Hash question

B

Bryan

I have the following hash:
$VAR1 = {
'directory' => {
'name' => 'GLMSR',
'directory' => {
'A17' => {
'file' => {
'name' => 'A17.xml'
}
},
'F19' => {
'file' => {
'name' => 'F19.xml'
}
},
'B01' => {
'file' => {
'name' => 'B01.xml'
}
}
}
}
};


I need to iterate over this structure, and for each directory, check if
it exists in a new location- if it doesnt, create the directory on disk.
If the hash element is a file, then I need to do something specific
with the file, and then write out a new file to the corresponding directory.

So at the end, I would have a duplicate directory structure on disk,
which contains the processed files instead of the originals.

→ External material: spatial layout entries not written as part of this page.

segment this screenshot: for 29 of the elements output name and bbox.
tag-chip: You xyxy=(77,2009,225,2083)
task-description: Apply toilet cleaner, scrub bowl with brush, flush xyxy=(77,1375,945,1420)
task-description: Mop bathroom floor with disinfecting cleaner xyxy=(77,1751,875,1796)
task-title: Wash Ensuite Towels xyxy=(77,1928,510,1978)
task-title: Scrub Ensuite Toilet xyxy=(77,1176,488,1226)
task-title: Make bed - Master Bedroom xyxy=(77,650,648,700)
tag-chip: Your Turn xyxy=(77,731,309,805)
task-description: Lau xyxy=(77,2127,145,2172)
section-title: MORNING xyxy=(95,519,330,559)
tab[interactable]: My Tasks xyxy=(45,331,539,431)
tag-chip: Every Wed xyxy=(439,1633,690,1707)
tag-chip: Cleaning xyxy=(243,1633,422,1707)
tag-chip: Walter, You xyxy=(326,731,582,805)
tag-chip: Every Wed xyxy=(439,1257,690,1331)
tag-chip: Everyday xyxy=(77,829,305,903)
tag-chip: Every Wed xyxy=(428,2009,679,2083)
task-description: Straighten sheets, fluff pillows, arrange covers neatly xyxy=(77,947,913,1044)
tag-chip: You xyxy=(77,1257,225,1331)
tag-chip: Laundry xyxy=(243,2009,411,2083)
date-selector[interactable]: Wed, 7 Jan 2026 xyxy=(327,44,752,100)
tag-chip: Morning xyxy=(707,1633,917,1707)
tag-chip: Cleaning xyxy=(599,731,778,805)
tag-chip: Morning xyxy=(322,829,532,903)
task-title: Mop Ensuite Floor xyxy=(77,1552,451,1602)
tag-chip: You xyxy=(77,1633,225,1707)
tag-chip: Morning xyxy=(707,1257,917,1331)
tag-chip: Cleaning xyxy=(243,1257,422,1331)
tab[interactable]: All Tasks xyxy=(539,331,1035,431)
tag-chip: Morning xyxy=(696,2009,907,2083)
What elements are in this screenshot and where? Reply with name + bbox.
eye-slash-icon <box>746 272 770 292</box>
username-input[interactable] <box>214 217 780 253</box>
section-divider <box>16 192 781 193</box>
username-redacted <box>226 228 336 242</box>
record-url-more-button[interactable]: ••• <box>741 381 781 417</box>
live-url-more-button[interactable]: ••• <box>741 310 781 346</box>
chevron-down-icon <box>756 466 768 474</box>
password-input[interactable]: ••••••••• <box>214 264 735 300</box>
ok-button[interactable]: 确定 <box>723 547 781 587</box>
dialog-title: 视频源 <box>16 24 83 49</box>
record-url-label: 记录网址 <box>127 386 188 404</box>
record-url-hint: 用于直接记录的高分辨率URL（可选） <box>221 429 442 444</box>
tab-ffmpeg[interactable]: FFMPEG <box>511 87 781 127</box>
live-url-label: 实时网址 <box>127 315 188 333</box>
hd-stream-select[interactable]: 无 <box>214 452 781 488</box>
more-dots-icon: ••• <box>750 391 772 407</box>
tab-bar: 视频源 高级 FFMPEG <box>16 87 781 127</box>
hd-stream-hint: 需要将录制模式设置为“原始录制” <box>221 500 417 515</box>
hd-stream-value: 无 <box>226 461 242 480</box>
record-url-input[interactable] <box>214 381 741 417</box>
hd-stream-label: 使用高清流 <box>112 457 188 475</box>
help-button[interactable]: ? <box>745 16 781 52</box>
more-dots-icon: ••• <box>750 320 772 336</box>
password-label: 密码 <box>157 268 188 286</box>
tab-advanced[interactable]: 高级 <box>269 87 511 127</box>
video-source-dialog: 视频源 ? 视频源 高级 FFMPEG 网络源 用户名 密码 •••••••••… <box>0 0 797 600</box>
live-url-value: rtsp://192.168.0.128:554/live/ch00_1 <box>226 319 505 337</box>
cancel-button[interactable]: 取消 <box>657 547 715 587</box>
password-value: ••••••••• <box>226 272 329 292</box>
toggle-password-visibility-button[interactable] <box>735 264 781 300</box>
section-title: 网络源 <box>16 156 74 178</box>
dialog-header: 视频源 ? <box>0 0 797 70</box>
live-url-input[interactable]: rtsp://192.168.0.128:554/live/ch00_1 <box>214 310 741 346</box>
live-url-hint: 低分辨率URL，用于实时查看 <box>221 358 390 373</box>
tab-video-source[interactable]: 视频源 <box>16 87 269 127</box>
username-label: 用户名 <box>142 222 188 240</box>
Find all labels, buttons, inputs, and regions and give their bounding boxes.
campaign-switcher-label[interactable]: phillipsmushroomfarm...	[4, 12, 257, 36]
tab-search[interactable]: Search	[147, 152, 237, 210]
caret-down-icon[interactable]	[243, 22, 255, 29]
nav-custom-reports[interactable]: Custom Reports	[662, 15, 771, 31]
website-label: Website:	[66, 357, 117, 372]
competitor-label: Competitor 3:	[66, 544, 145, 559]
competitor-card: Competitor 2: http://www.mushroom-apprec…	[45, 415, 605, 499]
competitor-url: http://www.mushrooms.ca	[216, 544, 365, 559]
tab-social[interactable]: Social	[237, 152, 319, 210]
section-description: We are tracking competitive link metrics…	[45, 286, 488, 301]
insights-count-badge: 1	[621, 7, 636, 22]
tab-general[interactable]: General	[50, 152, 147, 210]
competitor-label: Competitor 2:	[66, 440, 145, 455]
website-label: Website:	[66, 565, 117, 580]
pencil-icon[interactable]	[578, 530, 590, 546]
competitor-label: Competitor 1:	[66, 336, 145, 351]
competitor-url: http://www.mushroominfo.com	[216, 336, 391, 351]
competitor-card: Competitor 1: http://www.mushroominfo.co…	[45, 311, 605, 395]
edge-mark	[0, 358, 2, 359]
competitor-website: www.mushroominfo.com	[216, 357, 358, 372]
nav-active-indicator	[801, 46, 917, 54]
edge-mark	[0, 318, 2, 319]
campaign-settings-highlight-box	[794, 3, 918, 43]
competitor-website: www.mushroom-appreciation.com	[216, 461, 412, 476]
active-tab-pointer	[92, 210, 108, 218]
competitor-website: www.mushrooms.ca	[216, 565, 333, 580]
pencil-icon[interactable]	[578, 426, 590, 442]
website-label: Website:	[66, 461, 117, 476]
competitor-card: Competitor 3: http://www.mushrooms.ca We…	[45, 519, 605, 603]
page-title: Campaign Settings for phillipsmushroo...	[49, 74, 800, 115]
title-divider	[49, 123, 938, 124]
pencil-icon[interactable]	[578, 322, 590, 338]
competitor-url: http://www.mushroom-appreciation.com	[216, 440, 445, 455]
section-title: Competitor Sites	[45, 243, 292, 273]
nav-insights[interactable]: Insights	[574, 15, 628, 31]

What is the appropriate way to do this?

Thanks,
B
 
X

xhoster

Bryan said:
I have the following hash:
$VAR1 = {
'directory' => {
'name' => 'GLMSR',
'directory' => {
'A17' => {
'file' => {
'name' => 'A17.xml'
}
},
'F19' => {
'file' => {
'name' => 'F19.xml'
}
},
'B01' => {
'file' => {
'name' => 'B01.xml'
}
}
}
}
};

That is a pretty gnarly hash. It looks like you took Evotec's crappy XML
and just converted it to a hash.

Can the top level hash have more than one key-value pair? If so, what
format would other ones have? If not, then what is the point of it
existing? Can directories keep nesting beyond what you show, and if so how
would that look? If the Well hash can only have one key, whose value is
hash that can only have one key, what is the point of having all the
hashes?
I need to iterate over this structure, and for each directory, check if
it exists

perldoc -f -X, look for "-d"
in a new location-

That suggests it already exists in an old location. Why not just walk
through the filesystem structure of the old location, rather than walking
through a poorly designed hash based on the filesystem structure?
if it doesnt, create the directory on disk.

perldoc -f mkdir
If the hash element is a file, then I need to do something specific
with the file, and then write out a new file to the corresponding
directory.

How you do something depends on what that something is.
So at the end, I would have a duplicate directory structure on disk,
which contains the processed files instead of the originals.

What is the appropriate way to do this?

Learn Perl, or hire someone who already knows.